A good friend of mine shares an interesting theory about “cheap”, “good”, “fast”. According to him, dissatisfaction in life is caused by our pursuant for “cheap”, “good”, “fast” all at once but in most cases, we can only fulfil 2 out of these 3 criteria at any single time. We can find many of these examples in our life and it is understandably very frustrating. Take for example:-
- We might able to get “cheap” bargain, “good” product but might take times to find this type of deal (not fast).
- Or we can find “good” products and can get it up and running “fast”, but might cost us some money (not cheap).
- Or we might able to get “cheap” bargain and available immediately (fast) but turn out it is a substandard product (not good).
While we should constantly pursuing perfection in life, however focusing too much on finding all these three elements is countered productive and will distracting us from solving the fundamental problem – either to reduce our cost (if you are a cost centre) or increase our revenue (if you are a profit centre).
If you are entrusted your company to find solution to reduce current operation cost or increase revenue, I reckon finding something “good” and in shortest time (fast) is your top priority because every moment of delay means the company is incurring more operation cost or earning lesser revenue. This is especially true if the saving or profit from the new solution can be substantially larger than the cost of acquiring the new solutions. In other word, we should evaluate the cost of the new solutions by taking into consideration what is the potential saving or extra revenue it might generate, rather than merely looking at its face value. In other word, a product that cost you more can become a more viable and cheaper solution, because the saving or extra revenue it generates will outweight its acquisition cost.
In contrary, a cheaper product that doesn’t save you a penny or bring in any extra dollar is considered more expensive in this equation. Hence, our noble intention of looking for cheaper solution need to include all cost parameters into equation instead of focusing on single cost factor – product acquisition cost.

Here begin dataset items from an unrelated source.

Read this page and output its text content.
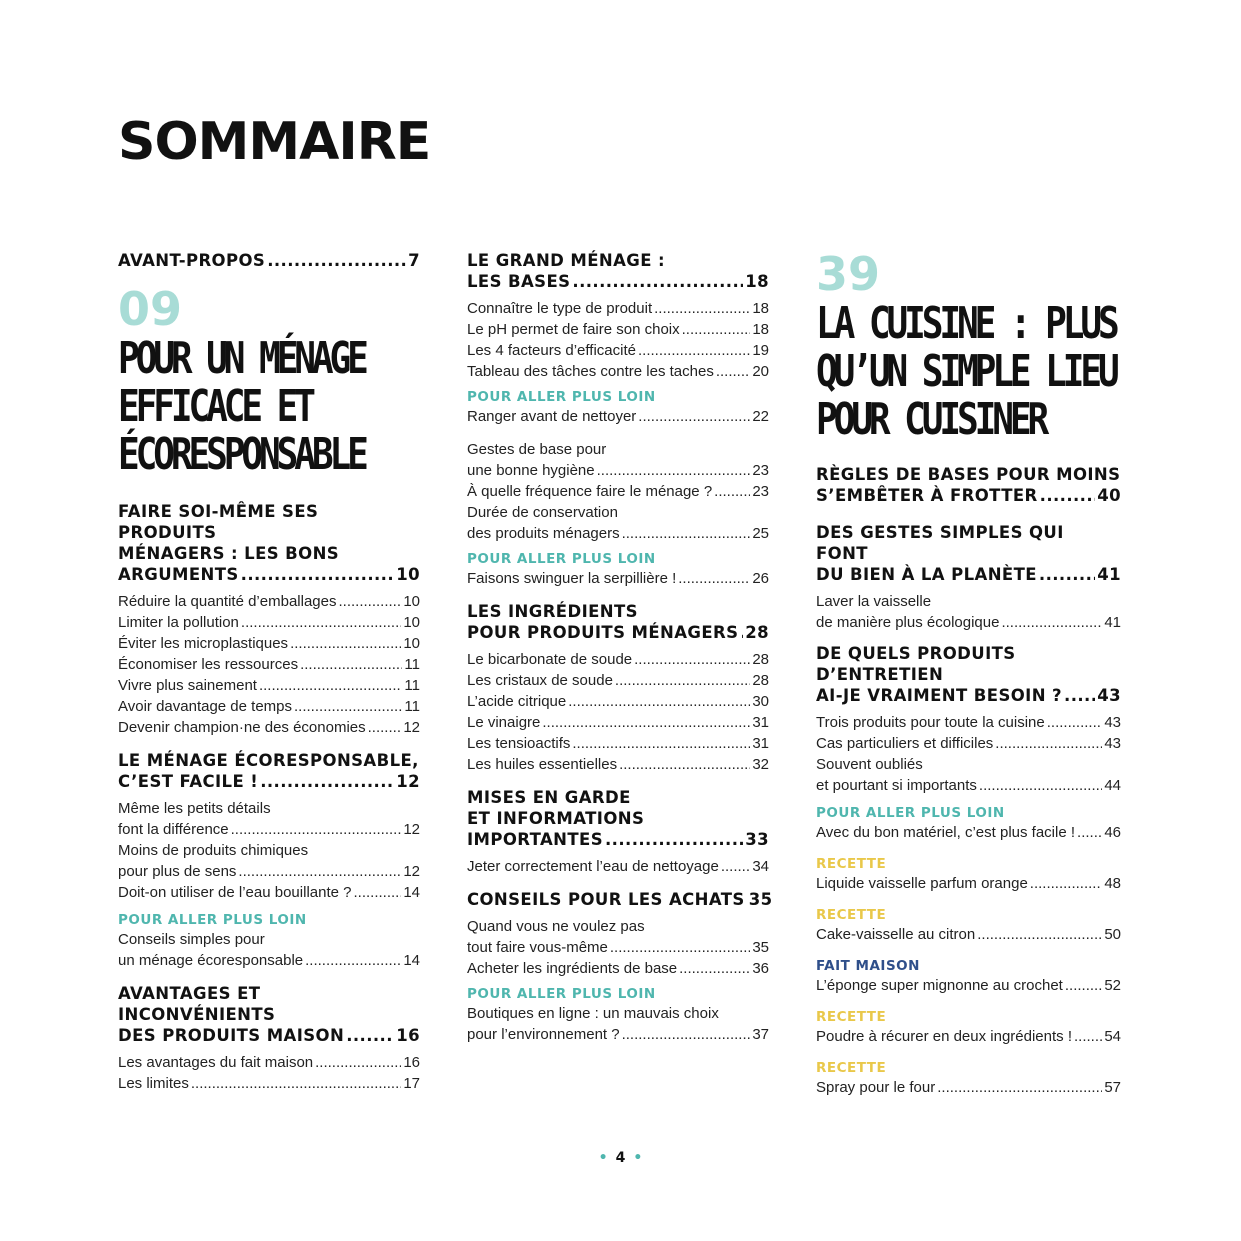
SOMMAIRE
AVANT-PROPOS .....	7
09
POUR UN MÉNAGE
EFFICACE ET
ÉCORESPONSABLE
FAIRE SOI-MÊME SES PRODUITS
MÉNAGERS : LES BONS
ARGUMENTS .....	10
Réduire la quantité d’emballages .....	10
Limiter la pollution .....	10
Éviter les microplastiques .....	10
Économiser les ressources .....	11
Vivre plus sainement .....	11
Avoir davantage de temps .....	11
Devenir champion·ne des économies .....	12
LE MÉNAGE ÉCORESPONSABLE,
C’EST FACILE ! .....	12
Même les petits détails
font la différence .....	12
Moins de produits chimiques
pour plus de sens .....	12
Doit-on utiliser de l’eau bouillante ? .....	14
POUR ALLER PLUS LOIN
Conseils simples pour
un ménage écoresponsable .....	14
AVANTAGES ET INCONVÉNIENTS
DES PRODUITS MAISON .....	16
Les avantages du fait maison .....	16
Les limites .....	17
LE GRAND MÉNAGE :
LES BASES .....	18
Connaître le type de produit .....	18
Le pH permet de faire son choix .....	18
Les 4 facteurs d’efficacité .....	19
Tableau des tâches contre les taches .....	20
POUR ALLER PLUS LOIN
Ranger avant de nettoyer .....	22
Gestes de base pour
une bonne hygiène .....	23
À quelle fréquence faire le ménage ? .....	23
Durée de conservation
des produits ménagers .....	25
POUR ALLER PLUS LOIN
Faisons swinguer la serpillière ! .....	26
LES INGRÉDIENTS
POUR PRODUITS MÉNAGERS ..... 28
Le bicarbonate de soude .....	28
Les cristaux de soude .....	28
L’acide citrique .....	30
Le vinaigre .....	31
Les tensioactifs .....	31
Les huiles essentielles .....	32
MISES EN GARDE
ET INFORMATIONS
IMPORTANTES .....	33
Jeter correctement l’eau de nettoyage ..... 34
CONSEILS POUR LES ACHATS 35
Quand vous ne voulez pas
tout faire vous-même .....	35
Acheter les ingrédients de base .....	36
POUR ALLER PLUS LOIN
Boutiques en ligne : un mauvais choix
pour l’environnement ? .....	37
39
LA CUISINE : PLUS
QU’UN SIMPLE LIEU
POUR CUISINER
RÈGLES DE BASES POUR MOINS
S’EMBÊTER À FROTTER .....	40
DES GESTES SIMPLES QUI FONT
DU BIEN À LA PLANÈTE .....	41
Laver la vaisselle
de manière plus écologique .....	41
DE QUELS PRODUITS D’ENTRETIEN
AI-JE VRAIMENT BESOIN ? ..... 43
Trois produits pour toute la cuisine .....	43
Cas particuliers et difficiles .....	43
Souvent oubliés
et pourtant si importants .....	44
POUR ALLER PLUS LOIN
Avec du bon matériel, c’est plus facile ! ..... 46
RECETTE
Liquide vaisselle parfum orange .....	48
RECETTE
Cake-vaisselle au citron .....	50
FAIT MAISON
L’éponge super mignonne au crochet .....	52
RECETTE
Poudre à récurer en deux ingrédients ! ..... 54
RECETTE
Spray pour le four .....	57
• 4 •
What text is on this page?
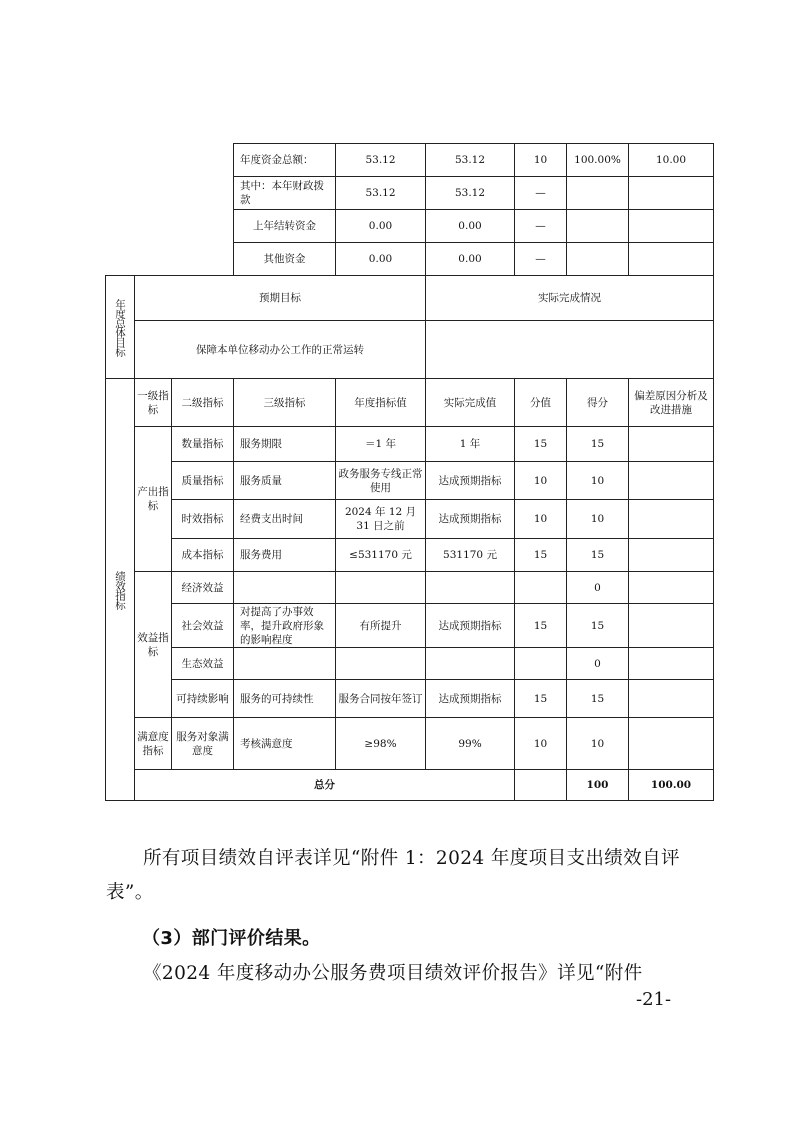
			年度资金总额：	53.12	53.12	10	100.00%	10.00	
			其中：本年财政拨款	53.12	53.12	—			
			上年结转资金	0.00	0.00	—			
			其他资金	0.00	0.00	—			
年度总体目标	预期目标				实际完成情况				
	保障本单位移动办公工作的正常运转								
绩效指标	一级指标	二级指标	三级指标	年度指标值	实际完成值	分值	得分	偏差原因分析及改进措施	
	产出指标	数量指标	服务期限	＝1 年	1 年	15	15		
		质量指标	服务质量	政务服务专线正常使用	达成预期指标	10	10		
		时效指标	经费支出时间	2024 年 12 月 31 日之前	达成预期指标	10	10		
		成本指标	服务费用	≤531170 元	531170 元	15	15		
	效益指标	经济效益					0		
		社会效益	对提高了办事效率，提升政府形象的影响程度	有所提升	达成预期指标	15	15		
		生态效益					0		
		可持续影响	服务的可持续性	服务合同按年签订	达成预期指标	15	15		
	满意度指标	服务对象满意度	考核满意度	≥98%	99%	10	10		
	总分						100	100.00	

所有项目绩效自评表详见“附件 1：2024 年度项目支出绩效自评表”。

（3）部门评价结果。

《2024 年度移动办公服务费项目绩效评价报告》详见“附件

-21-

For apple to apple comparison, the cost factors need to include software licenses, development, documentation (system manual, training material), training, maintenance, help desk support, R&D for continuous upgrade & improvement, potential lost in saving, potential revenue lost, as well as cost related to deployment risk (the higher the risk, you might want to factor in higher cost), etc.
After you have figured out all the cost factors, then you will realize cheap or expensive is indeed relatively subjective in this case if you are not comparing apple to apple. Hence value is a better indicator than cost of the product (cheap or expensive) in our quest for solution that can help reduce our operating cost or increase our profitability.